Au sein de La France insoumise (LFI), on parie depuis la naissance du mouvement sur l’effritement du bloc central et l’affrontement entre un bloc de gauche de rupture et l’extrême droite au second tour de la prochaine présidentielle. La défaite de Kamala Harris, que les insoumis décrivent comme une centriste plus qu’autre chose, conforte la stratégie du camp de Jean-Luc Mélenchon.
Selon le triple candidat à la présidentielle, seule une gauche radicale et radicalement opposée au libéralisme peut emporter une majorité de Français. « 1) On ne bat pas l’extrême droite réactionnaire sans un projet alternatif clair. 2) On ne mobilise pas le peuple sur une ligne néolibérale et sans ruptures sociales et géopolitiques », écrit sur X le coordinateur de LFI, Manuel Bompard.
Pour étayer leur argumentaire, les insoumis relèvent la « mollesse » de Kamala Harris sur les questions économiques. Pendant sa courte campagne, la candidate démocrate a défendu une vision du monde faite d’« opportunités », en soutenant fiscalement les jeunes entrepreneurs et le « small business » avec une aide aux start-up jusqu’à 50 000 dollars ou des baisses d’impôts sur les petites entreprises. Un libéralisme assumé, en somme.
Il faut assumer notre volonté de rompre avec le système et de porter une alternative progressiste.
S. Véziès
« Sauf qu’aujourd’hui, dans une grande partie des classes populaires et moyennes, on assiste à une remise en cause profonde des conséquences de la mondialisation.
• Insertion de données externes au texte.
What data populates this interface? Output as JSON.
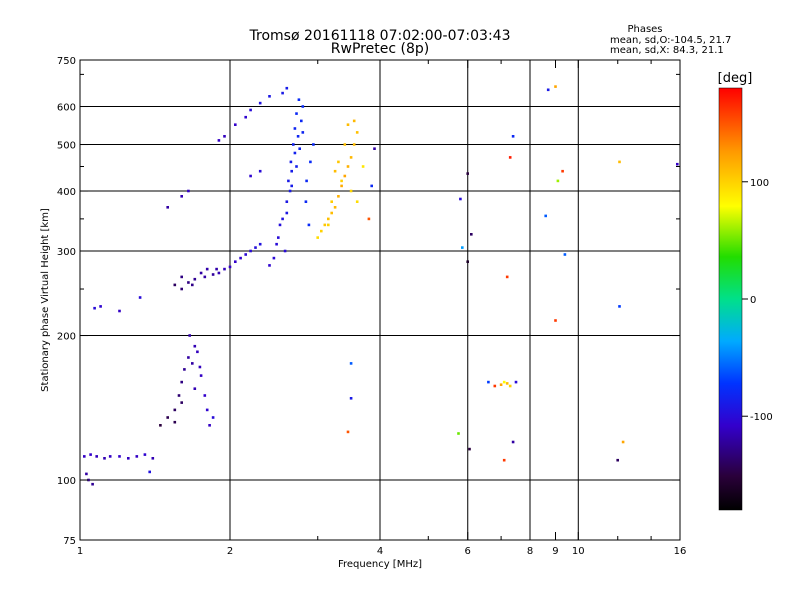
{
  "chart_data": {
    "type": "scatter",
    "title": "Tromsø 20161118 07:02:00-07:03:43",
    "subtitle": "RwPretec (8p)",
    "xlabel": "Frequency [MHz]",
    "ylabel": "Stationary phase Virtual Height [km]",
    "xscale": "log",
    "yscale": "log",
    "xlim": [
      1,
      16
    ],
    "ylim": [
      75,
      750
    ],
    "x_ticks": [
      1,
      2,
      4,
      6,
      8,
      9,
      10,
      16
    ],
    "x_ticks_unlabeled": [
      3,
      5,
      7,
      12,
      14
    ],
    "y_ticks": [
      75,
      100,
      200,
      300,
      400,
      500,
      600,
      750
    ],
    "y_ticks_unlabeled": [
      250,
      350,
      450,
      700
    ],
    "x_grid": [
      1,
      2,
      4,
      6,
      8,
      10,
      16
    ],
    "y_grid": [
      100,
      200,
      300,
      400,
      500,
      600,
      750
    ],
    "grid": true,
    "stats": {
      "heading": "Phases",
      "line_o": "mean, sd,O:-104.5, 21.7",
      "line_x": "mean, sd,X:  84.3, 21.1"
    },
    "colorbar": {
      "label": "[deg]",
      "ticks": [
        "100",
        "0",
        "-100"
      ],
      "tick_values": [
        100,
        0,
        -100
      ],
      "range": [
        -180,
        180
      ],
      "colormap": "rainbow"
    },
    "series": [
      {
        "points": [
          [
            1.02,
            112,
            -110
          ],
          [
            1.05,
            113,
            -108
          ],
          [
            1.08,
            112,
            -112
          ],
          [
            1.12,
            111,
            -115
          ],
          [
            1.15,
            112,
            -110
          ],
          [
            1.2,
            112,
            -108
          ],
          [
            1.25,
            111,
            -112
          ],
          [
            1.3,
            112,
            -110
          ],
          [
            1.35,
            113,
            -105
          ],
          [
            1.4,
            111,
            -115
          ],
          [
            1.04,
            100,
            -130
          ],
          [
            1.06,
            98,
            -125
          ],
          [
            1.03,
            103,
            -120
          ],
          [
            1.38,
            104,
            -95
          ],
          [
            1.07,
            228,
            -100
          ],
          [
            1.1,
            230,
            -105
          ],
          [
            1.2,
            225,
            -110
          ],
          [
            1.32,
            240,
            -100
          ],
          [
            1.45,
            130,
            -150
          ],
          [
            1.5,
            135,
            -145
          ],
          [
            1.55,
            140,
            -140
          ],
          [
            1.58,
            150,
            -135
          ],
          [
            1.6,
            160,
            -130
          ],
          [
            1.62,
            170,
            -125
          ],
          [
            1.65,
            180,
            -120
          ],
          [
            1.68,
            175,
            -120
          ],
          [
            1.7,
            190,
            -115
          ],
          [
            1.72,
            185,
            -112
          ],
          [
            1.75,
            165,
            -110
          ],
          [
            1.78,
            150,
            -108
          ],
          [
            1.8,
            140,
            -105
          ],
          [
            1.82,
            130,
            -110
          ],
          [
            1.66,
            200,
            -118
          ],
          [
            1.6,
            145,
            -140
          ],
          [
            1.55,
            132,
            -145
          ],
          [
            1.7,
            155,
            -115
          ],
          [
            1.74,
            172,
            -112
          ],
          [
            1.85,
            135,
            -100
          ],
          [
            1.55,
            255,
            -140
          ],
          [
            1.6,
            250,
            -135
          ],
          [
            1.65,
            258,
            -130
          ],
          [
            1.7,
            262,
            -125
          ],
          [
            1.75,
            270,
            -120
          ],
          [
            1.8,
            275,
            -118
          ],
          [
            1.85,
            268,
            -122
          ],
          [
            1.9,
            270,
            -115
          ],
          [
            1.95,
            275,
            -112
          ],
          [
            2.0,
            278,
            -110
          ],
          [
            2.05,
            285,
            -108
          ],
          [
            2.1,
            290,
            -105
          ],
          [
            2.15,
            295,
            -102
          ],
          [
            2.2,
            300,
            -100
          ],
          [
            2.25,
            305,
            -98
          ],
          [
            2.3,
            310,
            -95
          ],
          [
            1.6,
            265,
            -130
          ],
          [
            1.68,
            255,
            -128
          ],
          [
            1.78,
            265,
            -120
          ],
          [
            1.88,
            275,
            -118
          ],
          [
            1.5,
            370,
            -120
          ],
          [
            1.6,
            390,
            -115
          ],
          [
            1.65,
            400,
            -110
          ],
          [
            1.9,
            510,
            -110
          ],
          [
            1.95,
            520,
            -112
          ],
          [
            2.05,
            550,
            -108
          ],
          [
            2.15,
            570,
            -105
          ],
          [
            2.2,
            590,
            -100
          ],
          [
            2.3,
            610,
            -95
          ],
          [
            2.4,
            630,
            -92
          ],
          [
            2.55,
            640,
            -90
          ],
          [
            2.6,
            655,
            -88
          ],
          [
            2.2,
            430,
            -105
          ],
          [
            2.3,
            440,
            -100
          ],
          [
            2.5,
            320,
            -100
          ],
          [
            2.55,
            350,
            -95
          ],
          [
            2.6,
            380,
            -92
          ],
          [
            2.62,
            420,
            -90
          ],
          [
            2.65,
            460,
            -88
          ],
          [
            2.68,
            500,
            -85
          ],
          [
            2.7,
            540,
            -82
          ],
          [
            2.72,
            580,
            -80
          ],
          [
            2.75,
            620,
            -78
          ],
          [
            2.58,
            300,
            -100
          ],
          [
            2.52,
            340,
            -98
          ],
          [
            2.64,
            400,
            -90
          ],
          [
            2.66,
            440,
            -88
          ],
          [
            2.7,
            480,
            -85
          ],
          [
            2.74,
            520,
            -82
          ],
          [
            2.78,
            560,
            -80
          ],
          [
            2.8,
            600,
            -78
          ],
          [
            2.85,
            420,
            -80
          ],
          [
            2.9,
            460,
            -78
          ],
          [
            2.45,
            290,
            -102
          ],
          [
            2.48,
            310,
            -100
          ],
          [
            2.6,
            360,
            -92
          ],
          [
            2.66,
            410,
            -88
          ],
          [
            2.72,
            450,
            -86
          ],
          [
            2.76,
            490,
            -84
          ],
          [
            2.8,
            530,
            -82
          ],
          [
            2.84,
            380,
            -80
          ],
          [
            2.88,
            340,
            -78
          ],
          [
            2.94,
            500,
            -80
          ],
          [
            2.4,
            280,
            -105
          ],
          [
            3.0,
            320,
            95
          ],
          [
            3.05,
            330,
            100
          ],
          [
            3.1,
            340,
            105
          ],
          [
            3.15,
            350,
            108
          ],
          [
            3.2,
            360,
            110
          ],
          [
            3.25,
            370,
            112
          ],
          [
            3.3,
            390,
            115
          ],
          [
            3.35,
            410,
            118
          ],
          [
            3.4,
            430,
            120
          ],
          [
            3.45,
            450,
            115
          ],
          [
            3.5,
            470,
            112
          ],
          [
            3.55,
            500,
            110
          ],
          [
            3.6,
            530,
            108
          ],
          [
            3.3,
            460,
            105
          ],
          [
            3.4,
            500,
            108
          ],
          [
            3.45,
            550,
            110
          ],
          [
            3.2,
            380,
            102
          ],
          [
            3.35,
            420,
            100
          ],
          [
            3.5,
            400,
            98
          ],
          [
            3.6,
            380,
            95
          ],
          [
            3.7,
            450,
            90
          ],
          [
            3.15,
            340,
            100
          ],
          [
            3.25,
            440,
            110
          ],
          [
            3.55,
            560,
            112
          ],
          [
            3.8,
            350,
            150
          ],
          [
            3.85,
            410,
            -80
          ],
          [
            3.9,
            490,
            -120
          ],
          [
            3.5,
            175,
            -60
          ],
          [
            3.5,
            148,
            -90
          ],
          [
            3.45,
            126,
            150
          ],
          [
            5.8,
            385,
            -100
          ],
          [
            6.0,
            435,
            -150
          ],
          [
            6.1,
            325,
            -140
          ],
          [
            6.0,
            285,
            -160
          ],
          [
            5.85,
            305,
            -40
          ],
          [
            5.75,
            125,
            50
          ],
          [
            6.05,
            116,
            -150
          ],
          [
            6.6,
            160,
            -70
          ],
          [
            6.8,
            157,
            160
          ],
          [
            7.0,
            158,
            120
          ],
          [
            7.1,
            160,
            80
          ],
          [
            7.2,
            159,
            110
          ],
          [
            7.3,
            157,
            100
          ],
          [
            7.5,
            160,
            -100
          ],
          [
            7.2,
            265,
            160
          ],
          [
            7.3,
            470,
            170
          ],
          [
            7.4,
            520,
            -80
          ],
          [
            7.4,
            120,
            -120
          ],
          [
            7.1,
            110,
            160
          ],
          [
            8.7,
            650,
            -90
          ],
          [
            9.0,
            660,
            120
          ],
          [
            8.6,
            355,
            -60
          ],
          [
            9.1,
            420,
            60
          ],
          [
            9.3,
            440,
            160
          ],
          [
            9.4,
            295,
            -60
          ],
          [
            9.0,
            215,
            160
          ],
          [
            12.1,
            460,
            110
          ],
          [
            12.1,
            230,
            -70
          ],
          [
            12.3,
            120,
            120
          ],
          [
            12.0,
            110,
            -140
          ],
          [
            15.8,
            455,
            -110
          ]
        ]
      }
    ]
  }
}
Et le parti démocrate est modéré sur cette question-là, étant donné qu’il a été moteur dans l’émergence de cette nouvelle économie, qui a certes entraîné un enrichissement colossal mais qui ne bénéficie pas à une grande partie de la population », explique Romain Huret, directeur d’études à l’École des hautes études en sciences sociales (EHESS), spécialiste de l’histoire des États-Unis et notamment des inégalités économiques et sociales.
Rompre avec le système et assumer une alternative progressiste
La défaite de Kamala Harris « prouve qu’on ne combat pas l’extrême droite en prônant une ligne d’accompagnement, une ligne néolibérale qui a créé le chaos dans lequel on se trouve. Il faut donc assumer notre volonté de rompre avec le système et de porter une alternative progressiste », affirme Séverine Véziès, membre de la coordination des espaces du mouvement insoumis.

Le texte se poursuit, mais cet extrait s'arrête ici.